Tout d'abord, un grand merci à Babélio et aux Editions City pour ce livre remporté lors de la dernière masse critique non fiction.
A travers de nombreuses anecdotes, Patrice nous raconte son expérience de pompier volontaire dans une caserne de la région parisienne durant vingt deux ans. On le suit du début de sa formation à la fin de sa carrière. Dans la vie professionnelle, il est professeur et se fait muter en Province, il est alors adjudant pompier, le plus haut grade pour un volontaire et dans sa nouvelle petite ville, on n'accepte pas un nouveau aussi élevé dans la hiérarchie, de plus il a une longue expérience dans une grande caserne et cela dérange le maire qui le refuse, Patrice quitte donc son service en même temps que sa commune de résidence. Il nous raconte avec bienveillance, humour et humanité les nombreuses interventions qu'il a connues. Certaines histoires sont tristes à l'image de la vie, mais j'ai beaucoup apprécié l'humour typique des soignants, qui permet de prendre distance avec les tragédies de la vie, car la mission continue. Les dernières années de sa carrière, le village de cinq mille habitants est devenu une cité dortoir et a quintuplé ses habitants, les pompiers sont donc confrontés à la violence gratuite et terrible des jeunes désoeuvrés. On leur balance des objets depuis les balcons et pas seulement des oeufs, pourris ou pas, un de ses collègues manque même de se faire brûler vif par des voyous. On ne saura pas si les coupables seront arrêtés ou pas, ce n'est pas l'aspect qui intéresse l'auteur. Il veut nous dépeindre le quotidien de ces hommes qui sacrifient tant de choses pour leurs contemporains, de moins en moins reconnaissants.

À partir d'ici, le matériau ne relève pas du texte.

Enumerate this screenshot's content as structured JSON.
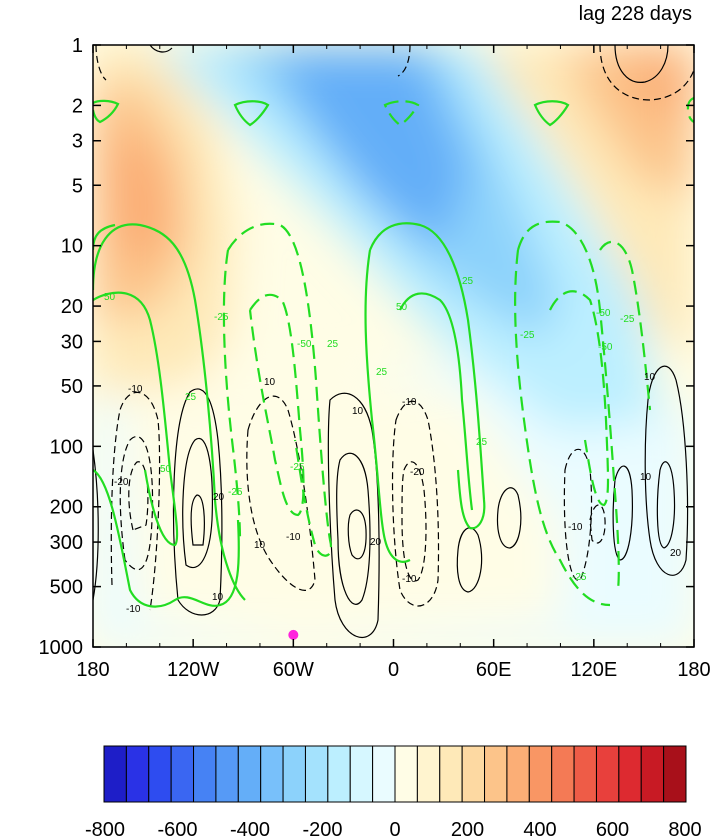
{
  "chart_data": {
    "type": "heatmap",
    "title": "lag 228 days",
    "xlabel": "",
    "ylabel": "",
    "x_axis": {
      "range": [
        -180,
        180
      ],
      "ticks": [
        -180,
        -120,
        -60,
        0,
        60,
        120,
        180
      ],
      "tick_labels": [
        "180",
        "120W",
        "60W",
        "0",
        "60E",
        "120E",
        "180"
      ]
    },
    "y_axis": {
      "scale": "log",
      "reversed": true,
      "range": [
        1,
        1000
      ],
      "ticks": [
        1,
        2,
        3,
        5,
        10,
        20,
        30,
        50,
        100,
        200,
        300,
        500,
        1000
      ],
      "tick_labels": [
        "1",
        "2",
        "3",
        "5",
        "10",
        "20",
        "30",
        "50",
        "100",
        "200",
        "300",
        "500",
        "1000"
      ]
    },
    "shading": {
      "colorbar_min": -800,
      "colorbar_max": 800,
      "colorbar_step": 50,
      "colorbar_tick_labels": [
        "-800",
        "-600",
        "-400",
        "-200",
        "0",
        "200",
        "400",
        "600",
        "800"
      ],
      "colors": [
        "#1e1ec8",
        "#2a32e6",
        "#2e4cf0",
        "#3a66f2",
        "#4682f4",
        "#569af6",
        "#64aef8",
        "#78c0fa",
        "#8cd2fb",
        "#a4e2fd",
        "#bcefff",
        "#d6f7ff",
        "#eafcff",
        "#fffde6",
        "#fff4cf",
        "#fee9b8",
        "#fdd9a2",
        "#fcc48a",
        "#fbae76",
        "#f99664",
        "#f47a55",
        "#ee5c47",
        "#e8403c",
        "#dd2a30",
        "#c81a24",
        "#a8101a"
      ],
      "bands": [
        {
          "name": "upper-positive-west",
          "value": 250,
          "x": [
            -180,
            -108
          ],
          "p": [
            1.5,
            12
          ]
        },
        {
          "name": "upper-positive-east",
          "value": 300,
          "x": [
            110,
            180
          ],
          "p": [
            1,
            8
          ]
        },
        {
          "name": "upper-negative-center",
          "value": -250,
          "x": [
            -80,
            70
          ],
          "p": [
            1,
            60
          ]
        },
        {
          "name": "lower-positive",
          "value": 50,
          "x": [
            -140,
            100
          ],
          "p": [
            60,
            900
          ]
        },
        {
          "name": "lower-negative-west",
          "value": -60,
          "x": [
            -180,
            -110
          ],
          "p": [
            80,
            1000
          ]
        },
        {
          "name": "lower-negative-east",
          "value": -50,
          "x": [
            100,
            180
          ],
          "p": [
            100,
            1000
          ]
        }
      ]
    },
    "green_contours": {
      "color": "#22dd22",
      "labels": [
        "50",
        "-25",
        "-50",
        "25",
        "-25",
        "50",
        "25",
        "-25",
        "-50",
        "25",
        "-25",
        "-50",
        "-25",
        "-25",
        "50",
        "25",
        "25"
      ]
    },
    "black_contours": {
      "color": "#000000",
      "labels": [
        "-10",
        "-20",
        "20",
        "10",
        "-10",
        "10",
        "-10",
        "10",
        "-20",
        "20",
        "-10",
        "10",
        "-10",
        "20",
        "10",
        "-10",
        "10"
      ]
    },
    "marker": {
      "color": "#ff22dd",
      "lon": -60,
      "p": 870
    }
  }
}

Ce livre reste pour moi une déception. C'est un empilement de plusieurs centaines, voire d'un petit millier d'anecdotes racontant des interventions variées. Certes elles nous montrent en quoi consiste la vie des pompiers, mais je me suis noyée dans la masse de ces petits récits, au bout de cent pages j'avais fait le tour du problème et les cent cinquante dernières m'ont vraiment ennuyée. Je trouve que ça manque de structure et surtout de réflexion sur l'évolution de la fonction par exemple. Ce n'est pas un documentaire mais un récit de vie. On devine par exemple l'émergence de la violence des cités dans les dernières années de carrière de Patrice, mais il ne partage pas son analyse de la question, on reste dans l'accumulation de faits, et sur tout un livre ça devient très lassant. Ce manque de recul m'a dérangée.

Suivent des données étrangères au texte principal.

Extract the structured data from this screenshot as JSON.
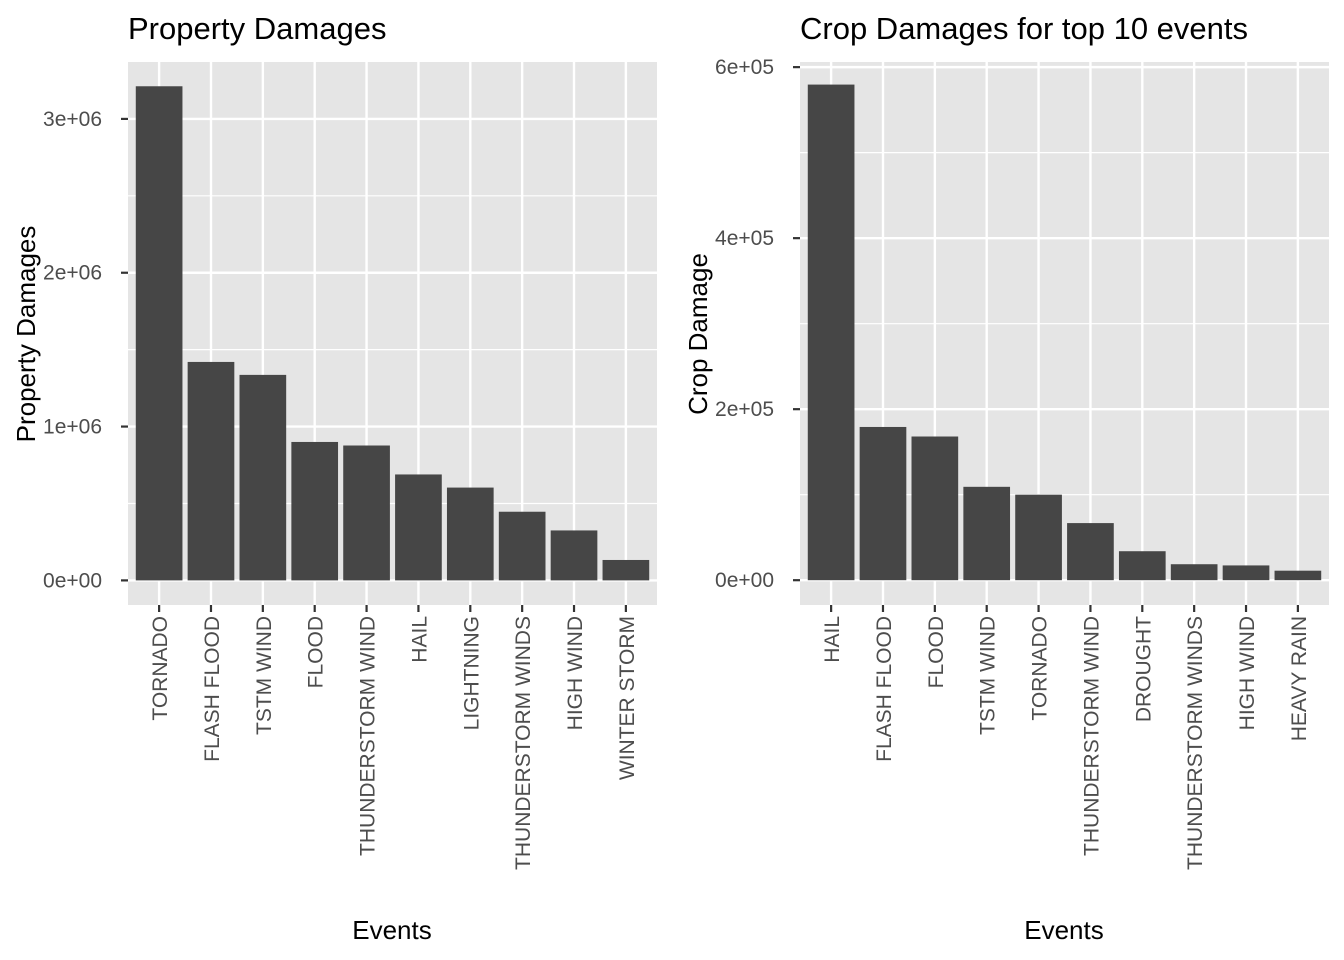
{
  "chart_data": [
    {
      "type": "bar",
      "title": "Property Damages",
      "xlabel": "Events",
      "ylabel": "Property Damages",
      "categories": [
        "TORNADO",
        "FLASH FLOOD",
        "TSTM WIND",
        "FLOOD",
        "THUNDERSTORM WIND",
        "HAIL",
        "LIGHTNING",
        "THUNDERSTORM WINDS",
        "HIGH WIND",
        "WINTER STORM"
      ],
      "values": [
        3212258,
        1420125,
        1335966,
        899938,
        876844,
        688693,
        603352,
        446293,
        324732,
        132721
      ],
      "ylim": [
        -160000,
        3370000
      ],
      "yticks": [
        0,
        1000000,
        2000000,
        3000000
      ],
      "ytick_labels": [
        "0e+00",
        "1e+06",
        "2e+06",
        "3e+06"
      ],
      "grid": true,
      "bar_color": "#464646"
    },
    {
      "type": "bar",
      "title": "Crop Damages for top 10 events",
      "xlabel": "Events",
      "ylabel": "Crop Damage",
      "categories": [
        "HAIL",
        "FLASH FLOOD",
        "FLOOD",
        "TSTM WIND",
        "TORNADO",
        "THUNDERSTORM WIND",
        "DROUGHT",
        "THUNDERSTORM WINDS",
        "HIGH WIND",
        "HEAVY RAIN"
      ],
      "values": [
        579596,
        179200,
        168038,
        109203,
        100019,
        66791,
        33899,
        18685,
        17283,
        11123
      ],
      "ylim": [
        -29000,
        606000
      ],
      "yticks": [
        0,
        200000,
        400000,
        600000
      ],
      "ytick_labels": [
        "0e+00",
        "2e+05",
        "4e+05",
        "6e+05"
      ],
      "grid": true,
      "bar_color": "#464646"
    }
  ]
}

Une autre chose m'a étonnée, et l'auteur n'a rien à y voir, cela tient du système. Je trouve que certains appels sont vraiment injustifiés. En Suisse le système de secours est divisé, les pompiers s'occupent des incendies et des inondations, le Smur des urgences vitales et les ambulances du secours aux personnes, même si souvent c'est un central commun qui gère tous les appels et les redirige au bon service. On peut bien sûr faire appel aux pompiers pour un nid de guêpes ou un chat bloqué dans un arbre, mais dans ce cas l'intervention est payante (plusieurs centaines d'euros) tout comme les fausses alertes. Quant au transport en ambulance, l'assurance en rembourse un par année et les autres sont à la charge de la personne (600 euros), donc on évite d'appeler les secours pour un oui ou un non. Quand Patrice dit qu'il a dû intervenir souvent pour des morsures de chats, je me demande dans quel monde on vit. Je sais que les morsures de chats peuvent être dangereuses et qu'il faut les traiter par antibiotiques, mais aucun minet, même le plus féroce, n'est capable de blesser quelqu'un au point qu'il ne puisse se rendre seul chez son médecin, voire en taxi. Si ces interventions inutiles étaient aussi facturées à 600 euros, les pompiers seraient moins surchargés.